As promised in my intro thread, here's the Necron pics i did for my neighbours son.


----------



## khrone forever (Dec 13, 2010)

this stuff is friken awsome  +rep


----------



## Doelago (Nov 29, 2009)

Yea, they are good, but why in the name of earth is there a link which is impossible to read in the middle of picture ruining it?


----------



## darkreever (Apr 3, 2008)

Doelago said:


> Yea, they are good, but why in the name of earth is there a link which is impossible to read in the middle of picture ruining it?


In case someone comes along and tries to claim the work for their own. Hard to read, maybe, but that link running through the picture is a form of proof of ownership.

Look at it hard enough and you can read it, otherwise you may very well miss it (as I did before it was pointed out.)


----------



## frogdude (Dec 2, 2011)

Correct sir - not a link, but a "watermark". Not that i think anyone here would be interested in image theft, but it's kind of automatic now (after previous bad experience) that anything i post on the web has a watermark. Running it through the middle like that makes it harder to remove.

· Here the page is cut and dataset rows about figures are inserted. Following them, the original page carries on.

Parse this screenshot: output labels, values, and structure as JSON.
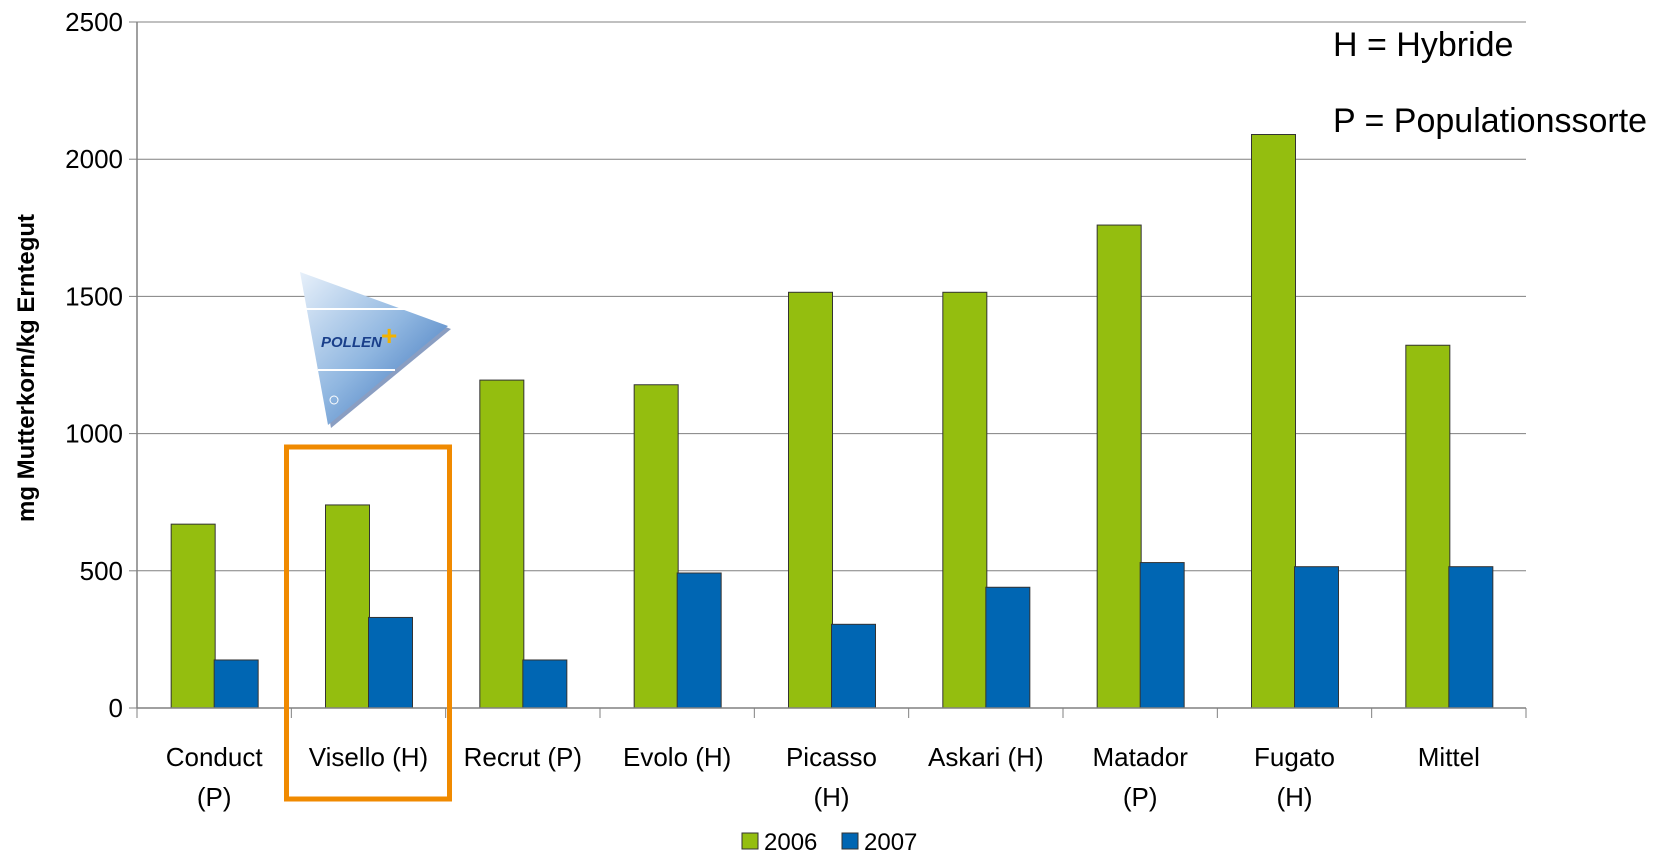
{
  "chart_data": {
    "type": "bar",
    "categories": [
      [
        "Conduct",
        "(P)"
      ],
      [
        "Visello (H)"
      ],
      [
        "Recrut (P)"
      ],
      [
        "Evolo (H)"
      ],
      [
        "Picasso",
        "(H)"
      ],
      [
        "Askari (H)"
      ],
      [
        "Matador",
        "(P)"
      ],
      [
        "Fugato",
        "(H)"
      ],
      [
        "Mittel"
      ]
    ],
    "series": [
      {
        "name": "2006",
        "color": "#94be0f",
        "values": [
          670,
          740,
          1195,
          1178,
          1515,
          1515,
          1760,
          2090,
          1322
        ]
      },
      {
        "name": "2007",
        "color": "#0066b3",
        "values": [
          175,
          330,
          175,
          492,
          305,
          440,
          530,
          515,
          515
        ]
      }
    ],
    "ylabel": "mg Mutterkorn/kg Erntegut",
    "ylim": [
      0,
      2500
    ],
    "yticks": [
      0,
      500,
      1000,
      1500,
      2000,
      2500
    ],
    "grid": true,
    "legend": "bottom",
    "highlight_category": 1,
    "highlight_color": "#f08a00",
    "annotations": [
      "H = Hybride",
      "P = Populationssorte"
    ],
    "logo_text": "POLLEN"
  }
}
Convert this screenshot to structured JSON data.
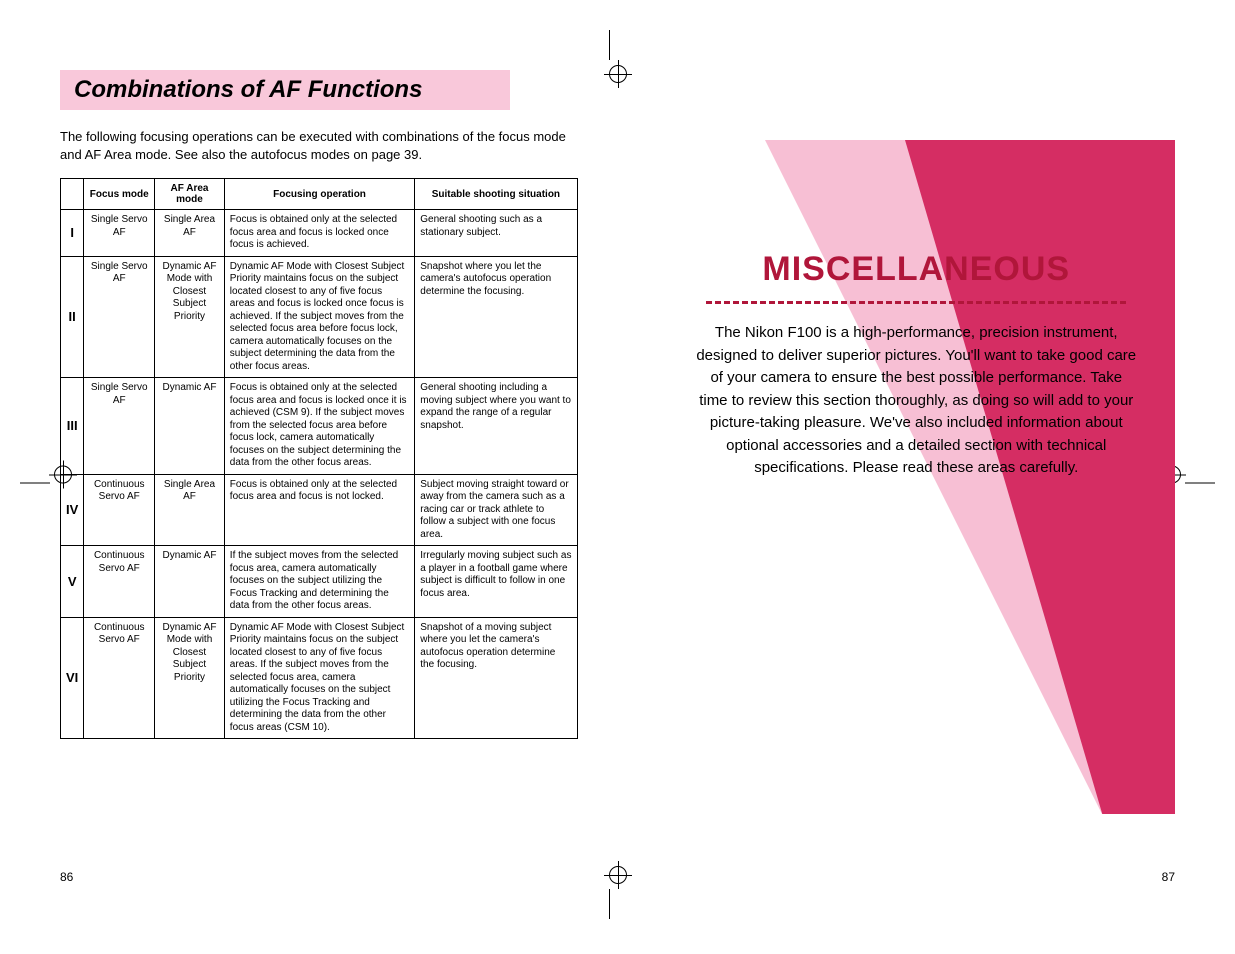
{
  "left": {
    "title": "Combinations of AF Functions",
    "intro": "The following focusing operations can be executed with combinations of the focus mode and AF Area mode. See also the autofocus modes on page 39.",
    "headers": [
      "",
      "Focus mode",
      "AF Area mode",
      "Focusing operation",
      "Suitable shooting situation"
    ],
    "rows": [
      {
        "n": "I",
        "fm": "Single Servo AF",
        "am": "Single Area AF",
        "op": "Focus is obtained only at the selected focus area and focus is locked once focus is achieved.",
        "sit": "General shooting such as a stationary subject."
      },
      {
        "n": "II",
        "fm": "Single Servo AF",
        "am": "Dynamic AF Mode with Closest Subject Priority",
        "op": "Dynamic AF Mode with Closest Subject Priority maintains focus on the subject located closest to any of five focus areas and focus is locked once focus is achieved. If the subject moves from the selected focus area before focus lock, camera automatically focuses on the subject determining the data from the other focus areas.",
        "sit": "Snapshot where you let the camera's autofocus operation determine the focusing."
      },
      {
        "n": "III",
        "fm": "Single Servo AF",
        "am": "Dynamic AF",
        "op": "Focus is obtained only at the selected focus area and focus is locked once it is achieved (CSM 9). If the subject moves from the selected focus area before focus lock, camera automatically focuses on the subject determining the data from the other focus areas.",
        "sit": "General shooting including a moving subject where you want to expand the range of a regular snapshot."
      },
      {
        "n": "IV",
        "fm": "Continuous Servo AF",
        "am": "Single Area AF",
        "op": "Focus is obtained only at the selected focus area and focus is not locked.",
        "sit": "Subject moving straight toward or away from the camera such as a racing car or track athlete to follow a subject with one focus area."
      },
      {
        "n": "V",
        "fm": "Continuous Servo AF",
        "am": "Dynamic AF",
        "op": "If the subject moves from the selected focus area, camera automatically focuses on the subject utilizing the Focus Tracking and determining the data from the other focus areas.",
        "sit": "Irregularly moving subject such as a player in a football game where subject is difficult to follow in one focus area."
      },
      {
        "n": "VI",
        "fm": "Continuous Servo AF",
        "am": "Dynamic AF Mode with Closest Subject Priority",
        "op": "Dynamic AF Mode with Closest Subject Priority maintains focus on the subject located closest to any of five focus areas. If the subject moves from the selected focus area, camera automatically focuses on the subject utilizing the Focus Tracking and determining the data from the other focus areas (CSM 10).",
        "sit": "Snapshot of a moving subject where you let the camera's autofocus operation determine the focusing."
      }
    ],
    "page_num": "86"
  },
  "right": {
    "title": "MISCELLANEOUS",
    "body": "The Nikon F100 is a high-performance, precision instrument, designed to deliver superior pictures. You'll want to take good care of your camera to ensure the best possible performance. Take time to review this section thoroughly, as doing so will add to your picture-taking pleasure. We've also included information about optional accessories and a detailed section with technical specifications. Please read these areas carefully.",
    "page_num": "87",
    "bg_colors": {
      "outer": "#f7bfd4",
      "inner": "#d52d63"
    }
  }
}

Thanks for the rep Khrone!


----------



## khrone forever (Dec 13, 2010)

its ok, glad to be of service


----------



## Midge913 (Oct 21, 2010)

Very nice looking work man!


----------



## Serpion5 (Mar 19, 2010)

Not bad at all.


----------



## DarkCloud (Jan 2, 2012)

dude that is crazy awesome good! i wish i had some skill like that


----------